As inter-relações entre a segurança dos trabalhadores, a produtividade e as relações sociais de produção há tempos têm sido reconhecidas na literatura das ciências sociais (I, pp. 86-90), mas raramente têm sido submetidas a um estudo empírico sistemático. O objetivo principal deste artigo é examinar a natureza dessas inter-relações através da análise das descobertas de um estudo de caso crítico. Especificamente, o artigo argumentará, com base nas descobertas apresentadas, que há uma forte sustentação às três proposições que seguem: 1) há uma contradição entre a segurança dos trabalhadores e a produtividade dos trabalhadores em quaisquer níveis tecnológicos dados; 2) a melhor proteção à segurança e saúde dos trabalhadores vem de uma organização dos trabalhadores forte e efetiva no chão de fábrica; e 3) a proteção proporcionada aos trabalhadores até mesmo pela organização de chão de fábrica mais forte é circunscrita pelas leis de operação de um sistema econômico capitalista.

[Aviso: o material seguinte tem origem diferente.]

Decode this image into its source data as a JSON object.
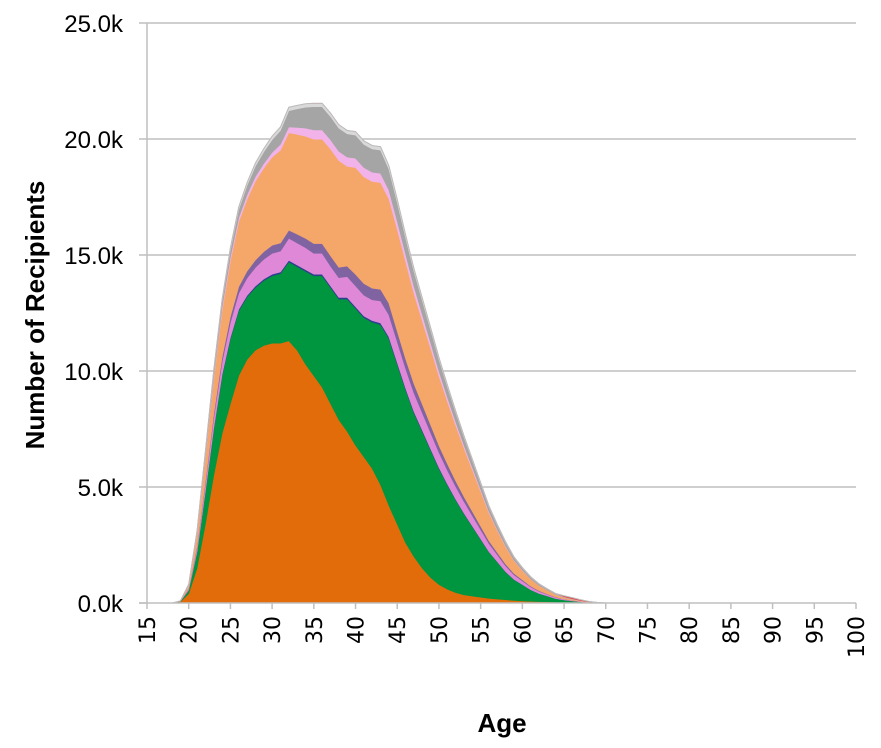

O artigo tem um objetivo paralelo. Ele apresenta o que espero que seja uma mensagem preventiva. Pois no atual clima de preocupação compulsiva com as comparações internacionais de produtividade (um economista proeminente (II) fala de “corrida de produtividade dos anos 1980”), e com empresários e a mídia exortando os trabalhadores a aumentar seu esforço no trabalho, poucos pararam para considerar as implicações que podem ter para a segurança dos trabalhadores. Em vez disso, tanto no chão de fábrica quanto no campo da legislação governamental, a tendência é se aproveitar da debilidade do trabalho (causada pelas recentes altas taxas de desemprego), e diluir as legislações e normas de segurança com vistas ao aumento da produtividade (III-V). É triste que ao lado de todas as comparações de taxas de crescimento econômico e de performance de produtividade, não haja comparações em relação à segurança no trabalho e a indicadores de saúde.
Segurança, Produtividade e as Relações Sociais de Produção
A tese deste artigo é a de que as tentativas de aumentar a produtividade através da intensificação do trabalho reduzirão a segurança dos trabalhadores e aumentarão a taxa de acidentes. Além disso, uma vez que a capacidade de intensificar o esforço do trabalho é determinada pelo balanço de poder relativo entre trabalho e capital (as relações sociais de produção), podemos conjecturar que a intensidade do trabalho e a taxa de acidentes serão maiores em situações em que as relações de produção favoreçam fortemente a gestão, do que naquelas em que o balanço de poder estiver mais inclinado aos trabalhadores.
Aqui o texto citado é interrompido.